There once was a time when people in Jambudvipa did not know enough to render proper reverence and respect to those who are older and those who are virtuous. At that time the use of words alone as a method for teaching them had not yet been able to succeed in converting them [to this understanding]. At that time a bodhisattva transformed himself into a kapi~njala bird. This bird had two close friends. The first was a great elephant and the second was a monkey. They all lived together around the base of a pippala tree. They were inquiring of one another, wondering, "We don't know who among us ought to be accorded the status of 'elder.'"

The elephant said, "In the past I viewed this tree when it was shorter than the height of my belly. Now it is so huge. From this we can deduce that I ought to be known as the eldest."

The monkey said, "In the past I've squatted down and plucked with my hand at the top of the tree. From this we can deduce that I should be recognized as the eldest."

The bird said, "In the past I fed on the fruit of such trees in the pippala forest. The seed then passed out with my feces and as a result this tree was born. It can be deduced from this that I ought to be recognized as the eldest." The bird continued, saying, "As a matter of propriety, the first born, being the eldest, ought to be the recipient of offerings."

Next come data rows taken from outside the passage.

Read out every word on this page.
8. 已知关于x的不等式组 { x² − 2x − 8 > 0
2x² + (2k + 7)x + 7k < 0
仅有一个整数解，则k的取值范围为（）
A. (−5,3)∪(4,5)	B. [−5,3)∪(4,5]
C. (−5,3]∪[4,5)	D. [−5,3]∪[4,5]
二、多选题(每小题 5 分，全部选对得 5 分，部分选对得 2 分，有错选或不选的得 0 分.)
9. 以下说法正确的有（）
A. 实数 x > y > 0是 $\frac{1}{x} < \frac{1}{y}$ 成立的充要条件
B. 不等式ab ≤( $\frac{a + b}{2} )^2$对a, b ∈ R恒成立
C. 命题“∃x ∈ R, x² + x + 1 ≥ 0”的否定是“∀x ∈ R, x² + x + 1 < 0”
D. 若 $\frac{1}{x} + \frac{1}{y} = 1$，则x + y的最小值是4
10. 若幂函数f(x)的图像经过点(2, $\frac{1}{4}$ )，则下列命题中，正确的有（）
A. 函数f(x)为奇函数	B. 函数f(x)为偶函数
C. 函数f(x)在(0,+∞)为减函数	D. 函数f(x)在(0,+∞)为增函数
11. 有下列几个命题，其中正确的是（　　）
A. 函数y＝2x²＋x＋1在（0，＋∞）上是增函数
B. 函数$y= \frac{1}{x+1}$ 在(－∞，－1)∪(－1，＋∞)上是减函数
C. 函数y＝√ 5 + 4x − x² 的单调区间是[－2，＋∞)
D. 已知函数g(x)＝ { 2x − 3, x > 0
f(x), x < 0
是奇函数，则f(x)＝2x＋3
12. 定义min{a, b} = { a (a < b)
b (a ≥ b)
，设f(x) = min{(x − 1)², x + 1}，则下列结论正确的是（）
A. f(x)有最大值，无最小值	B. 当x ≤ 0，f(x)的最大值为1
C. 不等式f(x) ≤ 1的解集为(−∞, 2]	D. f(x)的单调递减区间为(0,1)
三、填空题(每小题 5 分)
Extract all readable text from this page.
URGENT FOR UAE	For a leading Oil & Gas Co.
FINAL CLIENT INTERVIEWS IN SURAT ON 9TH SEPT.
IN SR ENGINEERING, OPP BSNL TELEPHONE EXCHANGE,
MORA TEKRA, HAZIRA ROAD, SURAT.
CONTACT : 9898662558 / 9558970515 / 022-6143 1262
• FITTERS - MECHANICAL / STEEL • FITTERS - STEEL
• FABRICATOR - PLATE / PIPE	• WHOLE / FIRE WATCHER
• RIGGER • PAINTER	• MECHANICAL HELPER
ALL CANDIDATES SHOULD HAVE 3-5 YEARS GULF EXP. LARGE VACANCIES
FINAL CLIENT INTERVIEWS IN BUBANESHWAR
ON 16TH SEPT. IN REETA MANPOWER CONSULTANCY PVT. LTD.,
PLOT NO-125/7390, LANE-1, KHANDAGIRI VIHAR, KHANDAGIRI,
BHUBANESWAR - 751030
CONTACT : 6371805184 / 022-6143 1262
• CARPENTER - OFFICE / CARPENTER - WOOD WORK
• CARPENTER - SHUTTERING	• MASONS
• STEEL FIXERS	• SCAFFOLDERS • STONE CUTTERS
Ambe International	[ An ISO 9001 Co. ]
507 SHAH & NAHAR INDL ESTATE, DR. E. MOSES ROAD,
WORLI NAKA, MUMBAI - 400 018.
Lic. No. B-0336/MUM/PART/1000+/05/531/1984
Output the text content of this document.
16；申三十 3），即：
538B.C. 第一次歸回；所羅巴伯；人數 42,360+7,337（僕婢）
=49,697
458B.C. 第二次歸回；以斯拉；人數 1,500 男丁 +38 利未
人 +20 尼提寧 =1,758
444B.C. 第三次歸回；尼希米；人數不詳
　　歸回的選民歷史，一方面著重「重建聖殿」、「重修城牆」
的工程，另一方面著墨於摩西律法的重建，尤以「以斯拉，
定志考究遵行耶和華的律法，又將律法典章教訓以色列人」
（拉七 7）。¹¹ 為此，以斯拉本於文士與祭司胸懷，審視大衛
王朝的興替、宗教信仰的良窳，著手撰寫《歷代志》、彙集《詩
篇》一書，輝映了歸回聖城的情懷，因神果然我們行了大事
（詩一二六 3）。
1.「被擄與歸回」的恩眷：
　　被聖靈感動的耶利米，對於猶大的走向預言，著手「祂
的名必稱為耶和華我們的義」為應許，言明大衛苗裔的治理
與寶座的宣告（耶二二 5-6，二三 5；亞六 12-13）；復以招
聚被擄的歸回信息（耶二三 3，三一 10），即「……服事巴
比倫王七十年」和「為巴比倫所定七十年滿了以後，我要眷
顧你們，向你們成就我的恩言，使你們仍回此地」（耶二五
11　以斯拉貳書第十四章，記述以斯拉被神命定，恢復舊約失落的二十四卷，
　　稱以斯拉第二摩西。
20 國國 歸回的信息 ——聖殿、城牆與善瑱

The great elephant immediately took the monkey on his back and the bird then rode on the back of the monkey. They traveled all around in this fashion. When all of the birds and beasts observed this they asked them, "Why are you going about like this?"

They replied, "We mean by this an expression of reverence and offerings to the one who is the eldest." The birds and the beasts all accepted this teaching and all practiced such reverence. They no longer invaded the fields of the people and no longer brought harm to the lives of other animals. The people were all amazed that all of the birds and beasts no longer engaged in harmful activities.

The hunters went into the forest and observed that the elephant bore the monkey on his back, that the monkey carried along the bird, and that they cultivated respectfulness and so transformed the creatures that the creatures all cultivated goodness. They passed this on to the people of the country. The people all celebrated this and remarked, "The times are growing peaceful. Though they are but birds and beasts, still they are possessed of humanity." And so the people too modeled themselves on this. They all cultivated propriety and respectfulness. From ancient times until the present this transformative teaching has flowed down through a myriad generations. One should know that this was a Dharma body bodhisattva.